11. Contrairement à ce que soutient le préfet de la Marne, les rapports d’inspection en cause ne présentent pas les caractères de documents préparatoires au sens des dispositions précitées de l’article L. 311-2 du code des relations entre le public et l’administration. De plus, la seule circonstance que M. A sollicite la communication de ces rapports sous la forme d’une copie numérique n’est pas de nature à faire regarder sa demande de communication comme présentant un caractère abusif et, en tout état de cause, elle est sans incidence sur la communicabilité des documents en cause. En vertu de l’article L. 311-1 du même code, ces rapports sont communicables de plein droit à quiconque en fait la demande, sans que puissent légalement y faire obstacle les intentions que le préfet de la Marne prête à M. A.
12. Il ne ressort pas des pièces du dossier que l’identité des personnes morales et physiques figurant dans les rapports d’inspection devrait être occultée en application des dispositions des d), f) et g) de l’article L. 311-5 du code des relations entre le public et l’administration. En revanche, les personnes physiques qui exercent une activité professionnelle dans des établissements qui accueillent des expérimentations sur les animaux ont droit à la protection de leur vie privée et, dès lors, l’identification de ces personnes doit être occultée sur le fondement de l’article L. 311-6 du même code.
13. Il résulte de ce qui précède, sans qu’il soit besoin d’examiner les autres moyens, que la décision du 27 septembre 2020, en tant que le préfet de la Marne a refusé de communiquer à M. A le dernier rapport d’inspection de chaque établissement d’expérimentation animale situé dans le département de la Marne, doit être annulée.
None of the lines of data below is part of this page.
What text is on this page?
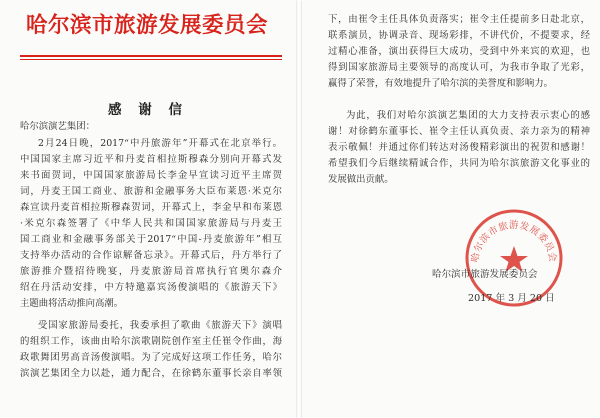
哈尔滨市旅游发展委员会
感 谢 信
哈尔滨演艺集团：
2月24日晚，2017“中丹旅游年”开幕式在北京举行。
中国国家主席习近平和丹麦首相拉斯穆森分别向开幕式发
来书面贺词，中国国家旅游局长李金早宣读习近平主席贺
词，丹麦王国工商业、旅游和金融事务大臣布莱恩·米克尔
森宣读丹麦首相拉斯穆森贺词，开幕式上，李金早和布莱恩
·米克尔森签署了《中华人民共和国国家旅游局与丹麦王
国工商业和金融事务部关于2017“中国-丹麦旅游年”相互
支持举办活动的合作谅解备忘录》。开幕式后，丹方举行了
旅游推介暨招待晚宴，丹麦旅游局首席执行官奥尔森介
绍在丹活动安排，中方特邀嘉宾汤俊演唱的《旅游天下》
主题曲将活动推向高潮。
受国家旅游局委托，我委承担了歌曲《旅游天下》演唱
的组织工作，该曲由哈尔滨歌剧院创作室主任崔令作曲，海
政歌舞团男高音汤俊演唱。为了完成好这项工作任务，哈尔
滨演艺集团全力以赴，通力配合，在徐鹤东董事长亲自率领
下，由崔令主任具体负责落实；崔令主任提前多日赴北京，
联系演员，协调录音、现场彩排，不讲代价，不提要求，经
过精心准备，演出获得巨大成功，受到中外来宾的欢迎，也
得到国家旅游局主要领导的高度认可，为我市争取了光彩，
赢得了荣誉，有效地提升了哈尔滨的美誉度和影响力。
为此，我们对哈尔滨演艺集团的大力支持表示衷心的感
谢！对徐鹤东董事长、崔令主任认真负责、亲力亲为的精神
表示敬佩！并通过你们转达对汤俊精彩演出的祝贺和感谢！
希望我们今后继续精诚合作，共同为哈尔滨旅游文化事业的
发展做出贡献。
哈尔滨市旅游发展委员会
哈尔滨市旅游发展委员会
2017 年 3 月 20 日
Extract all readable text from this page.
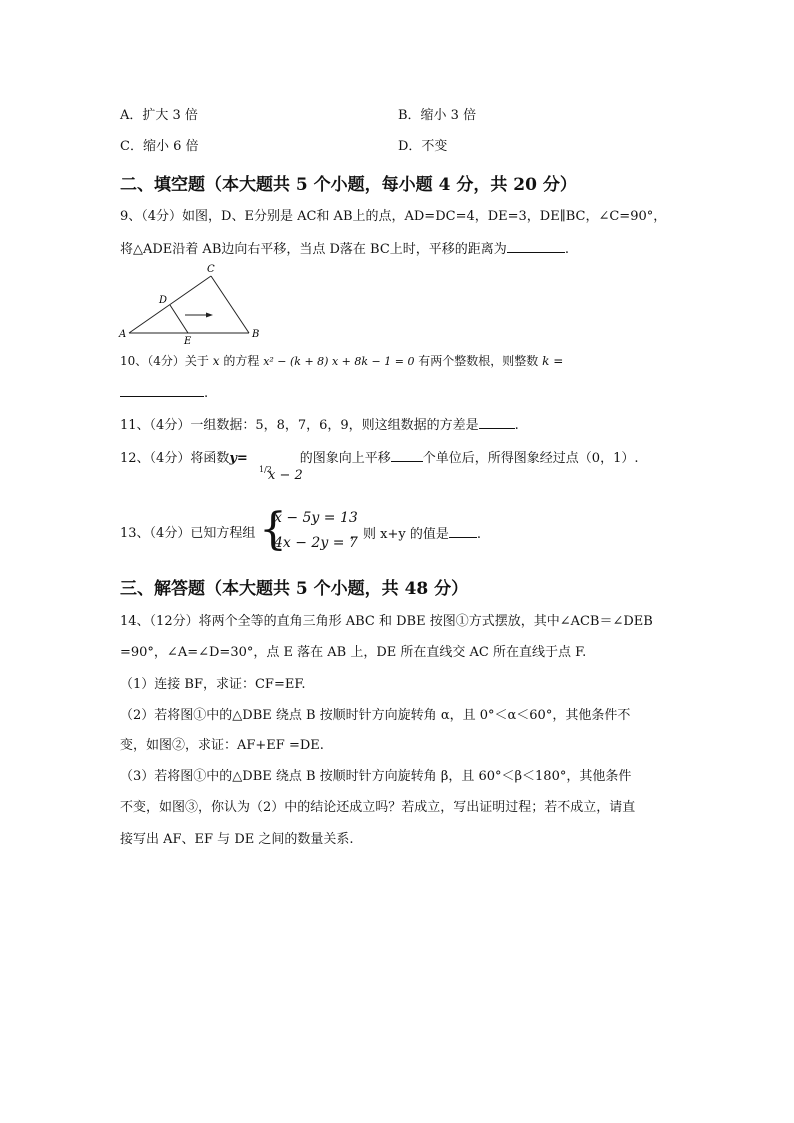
A．扩大 3 倍	B．缩小 3 倍
C．缩小 6 倍	D．不变
二、填空题（本大题共 5 个小题，每小题 4 分，共 20 分）
9、（4分）如图，D、E分别是 AC和 AB上的点，AD=DC=4，DE=3，DE∥BC，∠C=90°，
将△ADE沿着 AB边向右平移，当点 D落在 BC上时，平移的距离为	.
C
D
A
E
B
10、（4分）关于 x 的方程 x² − (k + 8) x + 8k − 1 = 0 有两个整数根，则整数 k =
.
11、（4分）一组数据：5，8，7，6，9，则这组数据的方差是	.
12、（4分）将函数y=	的图象向上平移 个单位后，所得图象经过点（0，1）.
1/2
x − 2
13、（4分）已知方程组 {
x − 5y = 13
4x − 2y = 7
，则 x+y 的值是 .
三、解答题（本大题共 5 个小题，共 48 分）
14、（12分）将两个全等的直角三角形 ABC 和 DBE 按图①方式摆放，其中∠ACB＝∠DEB
=90°，∠A=∠D=30°，点 E 落在 AB 上，DE 所在直线交 AC 所在直线于点 F.
（1）连接 BF，求证：CF=EF.
（2）若将图①中的△DBE 绕点 B 按顺时针方向旋转角 α，且 0°＜α＜60°，其他条件不
变，如图②，求证：AF+EF =DE.
（3）若将图①中的△DBE 绕点 B 按顺时针方向旋转角 β，且 60°＜β＜180°，其他条件
不变，如图③，你认为（2）中的结论还成立吗？若成立，写出证明过程；若不成立，请直
接写出 AF、EF 与 DE 之间的数量关系.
Sur les conclusions aux fins d’injonction et d’astreinte :
14. L’exécution du présent jugement implique nécessairement que le préfet de la Marne communique à M. A le dernier rapport d’inspection de chaque établissement d’expérimentation animale dans le département de la Marne au jour de sa demande, sous réserve des occultations mentionnées au point 12. Il y a donc lieu d’enjoindre au préfet de la Marne, sur le fondement de l’article L. 911-1 du code de justice administrative, de procéder à cette communication dans un délai de quinze jours à compter de la notification du présent jugement. Il n’y a, en revanche, pas lieu, dans les circonstances de l’espèce, d’assortir cette injonction d’une astreinte.
D E C I D E :
Article 1er : La décision du 27 septembre 2020 est annulée en tant que le préfet de la Marne a refusé de communiquer à M. A le dernier rapport d’inspection de chaque établissement d’expérimentation animale implanté dans le département de la Marne.
Article 2 : Il est enjoint au préfet de la Marne de communiquer, dans un délai de quinze jours à compter de la date de notification du présent jugement, à M. A le dernier rapport d’inspection de chaque établissement d’expérimentation animale implanté dans le département de la Marne au jour de sa demande, sous réserve des occultations qu’implique le respect de la vie privée des personnes physiques qui exercent une activité professionnelle au sein de ces établissements.
Article 3 : Le surplus des conclusions de la requête est rejeté.
Article 4 : Le présent jugement sera notifié à M. D A et au ministre de l’intérieur.
Copie pour information en sera adressée au préfet de la Marne.
Rendu public par mise à disposition au greffe le 22 novembre 2022.